Run Commands
Read the PPS series >

Datum Timeout PPS

Set the maximum execution time allowed for each datum.

April 4, 2024

Spec #

This is a top-level attribute of the pipeline spec.

{
    "pipeline": {...},
    "transform": {...},
    "datum_timeout": string,
    ...
}

Behavior #

The datum_timeout attribute in a HPE ML Data Management pipeline is used to specify the maximum amount of time that a worker is allowed to process a single datum in the pipeline.

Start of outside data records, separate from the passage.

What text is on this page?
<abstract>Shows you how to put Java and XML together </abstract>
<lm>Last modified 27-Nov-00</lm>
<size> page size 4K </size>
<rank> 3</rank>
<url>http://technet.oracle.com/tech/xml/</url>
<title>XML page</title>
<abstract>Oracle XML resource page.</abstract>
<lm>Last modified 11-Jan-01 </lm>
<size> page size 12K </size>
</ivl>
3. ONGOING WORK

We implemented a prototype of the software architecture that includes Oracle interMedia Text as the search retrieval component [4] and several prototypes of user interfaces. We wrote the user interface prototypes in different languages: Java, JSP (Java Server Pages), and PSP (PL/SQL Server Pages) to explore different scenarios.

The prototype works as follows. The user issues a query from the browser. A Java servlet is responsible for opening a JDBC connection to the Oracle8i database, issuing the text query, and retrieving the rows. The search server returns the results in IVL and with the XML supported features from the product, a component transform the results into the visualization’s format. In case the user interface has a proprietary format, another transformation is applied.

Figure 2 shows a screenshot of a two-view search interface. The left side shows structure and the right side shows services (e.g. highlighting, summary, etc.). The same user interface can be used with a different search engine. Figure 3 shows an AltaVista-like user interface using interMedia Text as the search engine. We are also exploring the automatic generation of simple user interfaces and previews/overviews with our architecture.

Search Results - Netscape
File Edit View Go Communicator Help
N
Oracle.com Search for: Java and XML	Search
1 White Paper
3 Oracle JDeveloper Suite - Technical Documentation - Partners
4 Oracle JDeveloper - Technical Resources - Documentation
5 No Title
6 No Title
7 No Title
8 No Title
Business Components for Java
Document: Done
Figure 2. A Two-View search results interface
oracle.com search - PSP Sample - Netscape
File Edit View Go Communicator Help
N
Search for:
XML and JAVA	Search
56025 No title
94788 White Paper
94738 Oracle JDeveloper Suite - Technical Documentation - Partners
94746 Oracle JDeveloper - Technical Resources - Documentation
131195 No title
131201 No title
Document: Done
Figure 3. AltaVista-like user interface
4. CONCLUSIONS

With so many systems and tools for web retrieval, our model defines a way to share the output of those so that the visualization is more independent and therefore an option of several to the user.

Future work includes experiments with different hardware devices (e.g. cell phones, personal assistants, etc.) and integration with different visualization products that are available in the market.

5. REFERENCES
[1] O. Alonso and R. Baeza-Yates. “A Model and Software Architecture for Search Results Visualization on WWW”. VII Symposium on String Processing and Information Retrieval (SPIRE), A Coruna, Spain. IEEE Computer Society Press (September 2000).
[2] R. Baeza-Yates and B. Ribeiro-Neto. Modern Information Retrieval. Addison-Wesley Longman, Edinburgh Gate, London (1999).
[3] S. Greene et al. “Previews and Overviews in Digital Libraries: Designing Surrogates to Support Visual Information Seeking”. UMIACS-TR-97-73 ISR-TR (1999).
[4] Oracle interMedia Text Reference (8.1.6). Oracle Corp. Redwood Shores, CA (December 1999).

When a worker begins processing a datum, HPE ML Data Management starts a timer that tracks the elapsed time since the datum was first assigned to the worker. If the worker has not finished processing the datum before the datum_timeout period has elapsed, HPE ML Data Management will automatically mark the datum as failed and reassign it to another worker to retry. This helps to ensure that slow or problematic datums do not hold up the processing of the entire pipeline.

Other considerations:

  • Not set by default, allowing a datum to process for as long as needed.
  • Takes precedence over the parallelism or number of datums; no single datum is allowed to exceed this value.
  • The value must be a string that represents a time value, such as 1s, 5m, or 15h.

When to Use #

You should consider using the datum_timeout attribute in your HPE ML Data Management pipeline when you are processing large or complex datums that may take a long time to process, and you want to avoid having individual datums hold up the processing of the entire pipeline.

For example, if you are processing images or videos that are particularly large, or if your pipeline is doing complex machine learning or deep learning operations that can take a long time to run on individual datums, setting a reasonable datum_timeout can help ensure that your pipeline continues to make progress even if some datums are slow or problematic.